Since I had the pleasure of seeing the "what would anarchists do against a warlord?" argument again in my timeline, I'll present again my extremely simple proposed solution:
Convince the followers of the warlord that they're better off joining you in freedom, then kill or exile the warlord once they're alone or vastly outnumbered.
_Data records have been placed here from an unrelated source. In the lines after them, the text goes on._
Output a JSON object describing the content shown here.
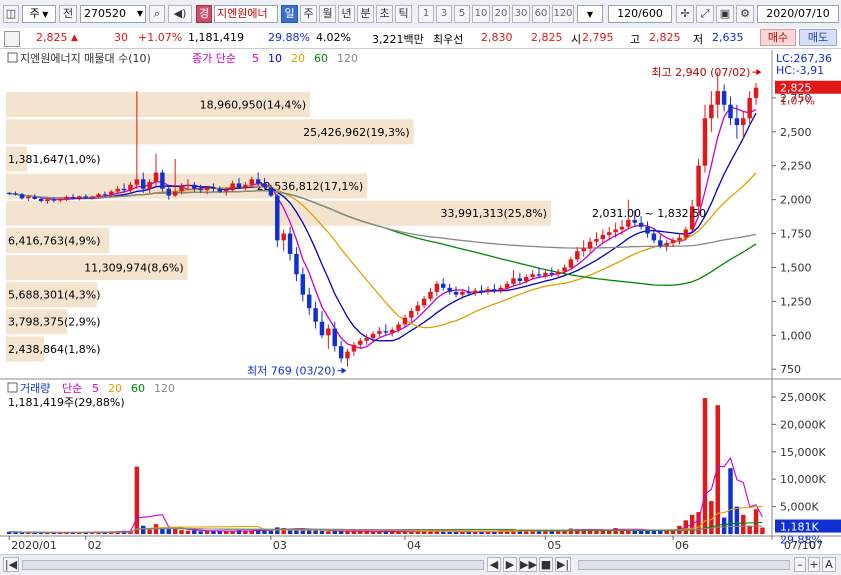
{
  "toolbar": {
    "market": "주",
    "prev_label": "전",
    "code": "270520",
    "sound_icon": "speaker-icon",
    "badge": "경",
    "stock_name": "지엔원에너",
    "periods": [
      "일",
      "주",
      "월",
      "년",
      "분",
      "초",
      "틱"
    ],
    "active_period": "일",
    "numbers": [
      "1",
      "3",
      "5",
      "10",
      "20",
      "30",
      "60",
      "120"
    ],
    "count": "120",
    "count_total": "/600",
    "date": "2020/07/10"
  },
  "quote": {
    "price": "2,825",
    "change": "30",
    "change_pct": "+1.07%",
    "volume": "1,181,419",
    "vol_ratio": "29.88%",
    "turnover": "4.02%",
    "amount": "3,221백만",
    "bid_label": "최우선",
    "ask_price": "2,830",
    "bid_price": "2,825",
    "open_label": "시",
    "open": "2,795",
    "high_label": "고",
    "high": "2,825",
    "low_label": "저",
    "low": "2,635",
    "buy_label": "매수",
    "sell_label": "매도"
  },
  "chart_data": [
    {
      "type": "candlestick",
      "title": "지엔원에너지 매물대 수(10)",
      "legend": {
        "label": "종가 단순",
        "periods": [
          "5",
          "10",
          "20",
          "60",
          "120"
        ],
        "colors": [
          "#cc00cc",
          "#0000cc",
          "#e0a000",
          "#008800",
          "#888888"
        ]
      },
      "ylim": [
        700,
        3000
      ],
      "yticks": [
        750,
        1000,
        1250,
        1500,
        1750,
        2000,
        2250,
        2500,
        2750
      ],
      "ytick_labels": [
        "750",
        "1,000",
        "1,250",
        "1,500",
        "1,750",
        "2,000",
        "2,250",
        "2,500",
        "2,750"
      ],
      "lc_label": "LC:267,36",
      "hc_label": "HC:-3,91",
      "current_price_label": "2,825",
      "current_pct_label": "1.07%",
      "current_price": 2825,
      "high_annotation": {
        "text": "최고 2,940 (07/02)",
        "value": 2940,
        "day": 118
      },
      "low_annotation": {
        "text": "최저 769 (03/20)",
        "value": 769,
        "day": 53
      },
      "range_annotation": {
        "text": "2,031.00 ~ 1,832.50"
      },
      "volume_profile": [
        {
          "label": "18,960,950(14,4%)",
          "pct": 14.4,
          "low": 2600,
          "high": 2800
        },
        {
          "label": "25,426,962(19,3%)",
          "pct": 19.3,
          "low": 2400,
          "high": 2600
        },
        {
          "label": "1,381,647(1,0%)",
          "pct": 1.0,
          "low": 2200,
          "high": 2400
        },
        {
          "label": "22,536,812(17,1%)",
          "pct": 17.1,
          "low": 2000,
          "high": 2200
        },
        {
          "label": "33,991,313(25,8%)",
          "pct": 25.8,
          "low": 1800,
          "high": 2000
        },
        {
          "label": "6,416,763(4,9%)",
          "pct": 4.9,
          "low": 1600,
          "high": 1800
        },
        {
          "label": "11,309,974(8,6%)",
          "pct": 8.6,
          "low": 1400,
          "high": 1600
        },
        {
          "label": "5,688,301(4,3%)",
          "pct": 4.3,
          "low": 1200,
          "high": 1400
        },
        {
          "label": "3,798,375(2,9%)",
          "pct": 2.9,
          "low": 1000,
          "high": 1200
        },
        {
          "label": "2,438,864(1,8%)",
          "pct": 1.8,
          "low": 800,
          "high": 1000
        }
      ],
      "candles_compact": "2050,2055,2035,2045;2045,2060,2030,2040;2040,2050,2000,2010;2010,2030,1990,2020;2020,2040,2000,2005;2005,2020,1980,1990;1990,2010,1970,2000;2000,2015,1980,1995;1995,2010,1980,2005;2005,2030,1990,2020;2020,2040,2000,2010;2010,2030,1995,2025;2025,2040,2005,2015;2015,2030,2000,2020;2020,2050,2010,2040;2040,2060,2020,2035;2035,2070,2020,2060;2060,2100,2040,2080;2080,2120,2050,2070;2070,2130,2040,2110;2110,2800,2080,2150;2150,2200,2050,2080;2080,2150,2050,2130;2130,2340,2100,2200;2200,2220,2060,2080;2080,2100,2000,2030;2030,2300,2020,2060;2060,2120,2040,2100;2100,2150,2070,2110;2110,2130,2060,2080;2080,2110,2050,2070;2070,2100,2040,2090;2090,2120,2060,2080;2080,2100,2050,2060;2060,2090,2030,2070;2070,2140,2060,2120;2120,2160,2080,2090;2090,2130,2070,2110;2110,2170,2090,2150;2150,2200,2100,2120;2120,2160,2080,2090;2090,2110,2020,2030;2030,2040,1650,1700;1700,1780,1620,1750;1750,1800,1550,1600;1600,1650,1400,1450;1450,1500,1250,1300;1300,1350,1150,1200;1200,1250,1050,1100;1100,1180,980,1000;1000,1080,900,1050;1050,1100,880,920;920,960,800,830;830,900,769,880;880,950,850,930;930,980,900,960;960,1010,930,980;980,1030,950,1010;1010,1060,990,1030;1030,1080,1000,1020;1020,1060,990,1040;1040,1100,1020,1080;1080,1150,1060,1130;1130,1200,1100,1180;1180,1250,1150,1220;1220,1290,1200,1270;1270,1350,1250,1320;1320,1400,1290,1380;1380,1420,1330,1350;1350,1380,1300,1320;1320,1360,1280,1300;1300,1340,1270,1320;1320,1360,1290,1310;1310,1350,1290,1330;1330,1370,1300,1320;1320,1360,1300,1340;1340,1380,1310,1330;1330,1370,1310,1350;1350,1400,1330,1380;1380,1480,1360,1420;1420,1460,1380,1400;1400,1450,1380,1430;1430,1480,1410,1450;1450,1500,1420,1440;1440,1480,1420,1460;1460,1500,1430,1450;1450,1490,1420,1470;1470,1520,1450,1500;1500,1580,1480,1560;1560,1650,1540,1620;1620,1700,1580,1640;1640,1720,1610,1690;1690,1760,1660,1710;1710,1780,1680,1740;1740,1800,1700,1760;1760,1830,1720,1780;1780,1850,1740,1800;1800,2000,1780,1850;1850,1920,1800,1830;1830,1880,1780,1800;1800,1840,1720,1750;1750,1790,1680,1700;1700,1740,1640,1660;1660,1700,1620,1680;1680,1720,1650,1700;1700,1750,1670,1720;1720,1800,1700,1780;1780,2000,1760,1950;1950,2300,1900,2250;2250,2700,2200,2600;2600,2800,2500,2700;2700,2940,2600,2800;2800,2850,2650,2700;2700,2760,2550,2600;2600,2700,2450,2550;2550,2650,2450,2600;2600,2800,2550,2750;2750,2860,2700,2825",
      "x_labels": [
        {
          "text": "2020/01",
          "day": 0
        },
        {
          "text": "02",
          "day": 12
        },
        {
          "text": "03",
          "day": 41
        },
        {
          "text": "04",
          "day": 62
        },
        {
          "text": "05",
          "day": 84
        },
        {
          "text": "06",
          "day": 104
        },
        {
          "text": "07",
          "day": 125
        },
        {
          "text": "07/10",
          "day": 133
        }
      ]
    },
    {
      "type": "bar",
      "title": "거래량",
      "legend": {
        "label": "단순",
        "periods": [
          "5",
          "20",
          "60",
          "120"
        ],
        "colors": [
          "#cc00cc",
          "#e0a000",
          "#008800",
          "#888888"
        ]
      },
      "value_label": "1,181,419주(29,88%)",
      "ylim": [
        0,
        27000
      ],
      "yticks": [
        5000,
        10000,
        15000,
        20000,
        25000
      ],
      "ytick_labels": [
        "5,000K",
        "10,000K",
        "15,000K",
        "20,000K",
        "25,000K"
      ],
      "current_label": "1,181K",
      "current_value": 1181,
      "pct_label": "29,88%",
      "volumes_k": [
        400,
        350,
        300,
        280,
        250,
        300,
        220,
        250,
        300,
        280,
        260,
        300,
        320,
        350,
        400,
        380,
        420,
        500,
        600,
        550,
        12300,
        1500,
        800,
        1800,
        1200,
        900,
        900,
        700,
        600,
        650,
        500,
        600,
        550,
        500,
        450,
        600,
        700,
        550,
        650,
        800,
        700,
        650,
        1200,
        1100,
        900,
        1000,
        800,
        700,
        650,
        600,
        500,
        550,
        500,
        600,
        450,
        500,
        500,
        400,
        450,
        400,
        400,
        450,
        500,
        550,
        600,
        650,
        700,
        500,
        450,
        400,
        400,
        420,
        450,
        400,
        420,
        400,
        450,
        600,
        900,
        800,
        700,
        650,
        600,
        550,
        600,
        550,
        650,
        800,
        1000,
        900,
        800,
        700,
        750,
        800,
        700,
        1100,
        900,
        800,
        750,
        700,
        600,
        650,
        700,
        600,
        800,
        1500,
        2500,
        3500,
        4000,
        24800,
        6000,
        23500,
        3000,
        12000,
        5000,
        3500,
        1500,
        4500,
        1181
      ]
    }
  ],
  "bottom_nav": [
    "◀",
    "▶",
    "▶▶",
    "■",
    "▶|",
    "–",
    "+",
    "A"
  ],
  "icons": {
    "settings": "gear-icon",
    "print": "printer-icon",
    "save": "save-icon",
    "dropdown": "chevron-down-icon"
  }
}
Remember that even in our own historical moment where nothing close to large-scale free society has existed in living memory, the warlord's promise of "help me oppress others and you'll be richly rewarded" is a lie that many understand is historically a bad bet. Many, many people currently take that bet, for a variety of reasons, and they're enough to coerce through fear an even larger number of others. But although we imagine, just as the medieval peasants might have imagined of monarchy, that such a structure is both the natural order of things and much too strong to possibly fail, in reality it takes an enormous amount of energy, coordination, and luck for these structures to persist! Nations crumble every day, and none has survived more than a couple *hundred* years, compared to pre-nation societies which persisted for *tends of thousands of years* if not more. I'm this bubbling froth of hierarchies, the notion that hierarchy is inevitable is certainly popular, but since there's clearly a bit of an ulterior motive to make (and teach) that claim, I'm not sure we should trust it.
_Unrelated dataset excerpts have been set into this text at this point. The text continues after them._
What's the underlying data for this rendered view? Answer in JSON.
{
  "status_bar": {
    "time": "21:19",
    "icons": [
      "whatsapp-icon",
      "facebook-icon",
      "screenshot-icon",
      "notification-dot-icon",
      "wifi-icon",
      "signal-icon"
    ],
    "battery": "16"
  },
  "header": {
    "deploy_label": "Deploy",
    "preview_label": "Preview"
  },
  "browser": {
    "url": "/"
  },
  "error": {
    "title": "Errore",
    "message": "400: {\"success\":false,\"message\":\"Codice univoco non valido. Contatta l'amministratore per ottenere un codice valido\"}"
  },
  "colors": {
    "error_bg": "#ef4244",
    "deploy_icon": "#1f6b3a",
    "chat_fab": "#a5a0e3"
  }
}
So what I believe could form the preconditions for future anarchist societies to avoid the "warlord problem" is merely: a widespread common sense belief that letting anyone else have authority over you is morally suspect. Given such a belief, a warlord will have a hard time building any following at all, and their opponents will have an easy time getting their supporters to defect. In fact, we're already partway there, relative to the situation a couple hundred years ago. At that time, someone could claim "you need to obey my orders and fight and die for me because the Queen was my mother" and that was actually a quite successful strategy. Nowadays, this strategy is only still working in a few isolated places, and the idea that one could *start a new monarchy* or even resurrect a defunct one seems absurd. So why can't that same transformation from "this is just how the world works" to "haha, how did anyone ever believe *that*? also happen to nationalism in general? I don't see an obvious reason why not.
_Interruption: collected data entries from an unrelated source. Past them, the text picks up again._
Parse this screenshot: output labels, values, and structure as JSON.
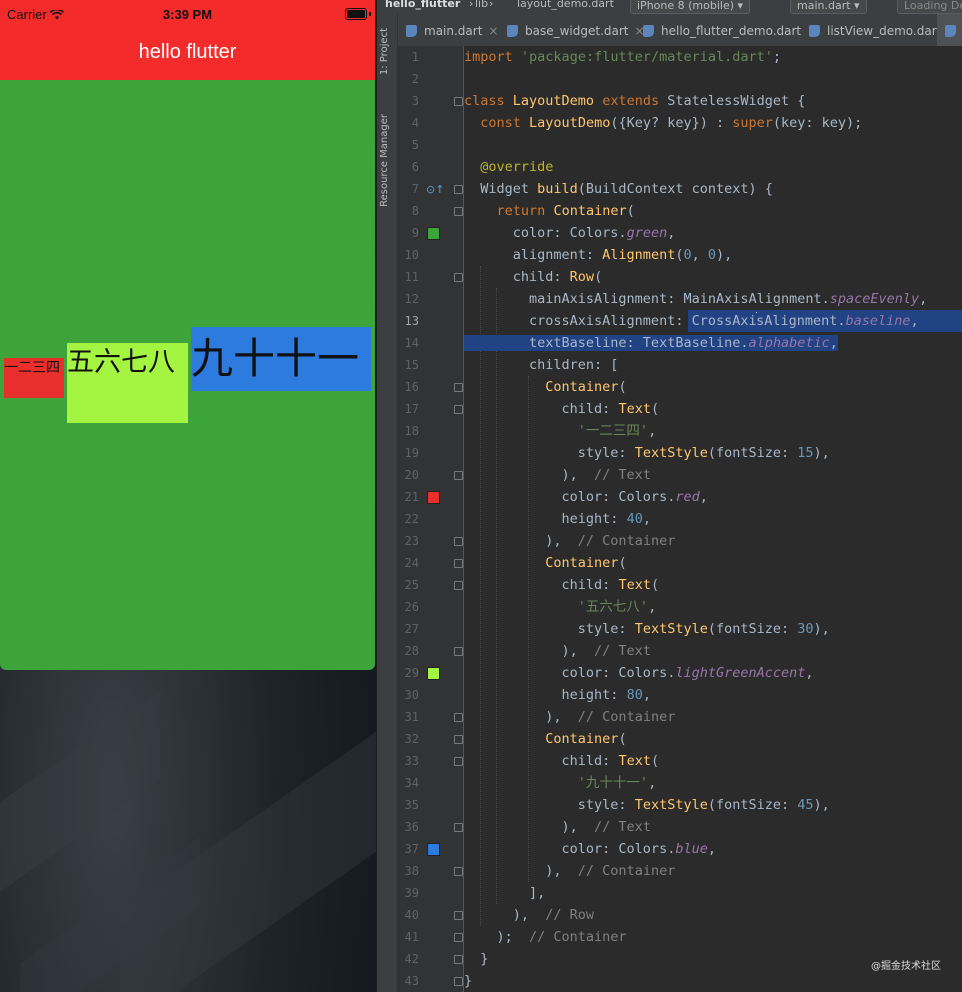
{
  "simulator": {
    "status_bar": {
      "carrier": "Carrier",
      "time": "3:39 PM"
    },
    "app_bar_title": "hello flutter",
    "colors": {
      "app_bar": "#f42b2b",
      "background": "#3ca43a",
      "box1": "#e92f2b",
      "box2": "#a4f542",
      "box3": "#2d7bdf"
    },
    "row_items": [
      {
        "text": "一二三四",
        "height": 40
      },
      {
        "text": "五六七八",
        "height": 80
      },
      {
        "text": "九十十一"
      }
    ]
  },
  "ide": {
    "nav": {
      "project": "hello_flutter",
      "lib": "lib",
      "file": "layout_demo.dart",
      "device": "iPhone 8 (mobile)",
      "run_config": "main.dart",
      "loading": "Loading De"
    },
    "side_tools": {
      "project": "1: Project",
      "resource_manager": "Resource Manager"
    },
    "tabs": [
      {
        "label": "main.dart"
      },
      {
        "label": "base_widget.dart"
      },
      {
        "label": "hello_flutter_demo.dart"
      },
      {
        "label": "listView_demo.dart"
      }
    ],
    "current_line": 13,
    "code_lines": [
      "import 'package:flutter/material.dart';",
      "",
      "class LayoutDemo extends StatelessWidget {",
      "  const LayoutDemo({Key? key}) : super(key: key);",
      "",
      "  @override",
      "  Widget build(BuildContext context) {",
      "    return Container(",
      "      color: Colors.green,",
      "      alignment: Alignment(0, 0),",
      "      child: Row(",
      "        mainAxisAlignment: MainAxisAlignment.spaceEvenly,",
      "        crossAxisAlignment: CrossAxisAlignment.baseline,",
      "        textBaseline: TextBaseline.alphabetic,",
      "        children: [",
      "          Container(",
      "            child: Text(",
      "              '一二三四',",
      "              style: TextStyle(fontSize: 15),",
      "            ),  // Text",
      "            color: Colors.red,",
      "            height: 40,",
      "          ),  // Container",
      "          Container(",
      "            child: Text(",
      "              '五六七八',",
      "              style: TextStyle(fontSize: 30),",
      "            ),  // Text",
      "            color: Colors.lightGreenAccent,",
      "            height: 80,",
      "          ),  // Container",
      "          Container(",
      "            child: Text(",
      "              '九十十一',",
      "              style: TextStyle(fontSize: 45),",
      "            ),  // Text",
      "            color: Colors.blue,",
      "          ),  // Container",
      "        ],",
      "      ),  // Row",
      "    );  // Container",
      "  }",
      "}"
    ],
    "gutter_swatches": [
      {
        "line": 9,
        "color": "#3ca43a"
      },
      {
        "line": 21,
        "color": "#e92f2b"
      },
      {
        "line": 29,
        "color": "#a4f542"
      },
      {
        "line": 37,
        "color": "#2d7bdf"
      }
    ],
    "watermark": "@掘金技术社区"
  }
}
Now I think one popular counterargument to this is: if you think non-state societies can win out with these tactics, why didn't they work for American tribes in the face of the European colonizers? (Or insert your favorite example of colonialism here.) I think I can imagine a variety of reasons, from the fact that many of those societies didn't try this tactic (and/or were hierarchical themselves), to the impacts of disease weakening those societies pre-contact, to the fact that with much-greater communication and education possibilities it might work better now, to the fact that most of those tribes are *still* around, and a future in which they persist longer than the colonist ideologies actually seems likely to me, despite the fact that so much cultural destruction has taken place. In fact, if the modern day descendants of the colonized tribes sow the seeds of a future society free of colonialism, that's the ultimate demonstration of the futility of hierarchical domination (I just read "Theory of Water" by Leanne Betasamosake Simpson).
I guess the TL;DR on this is: what if nationalism is actually as futile as monarchy, and we're just unfortunately living in the brief period during which it is ascendant?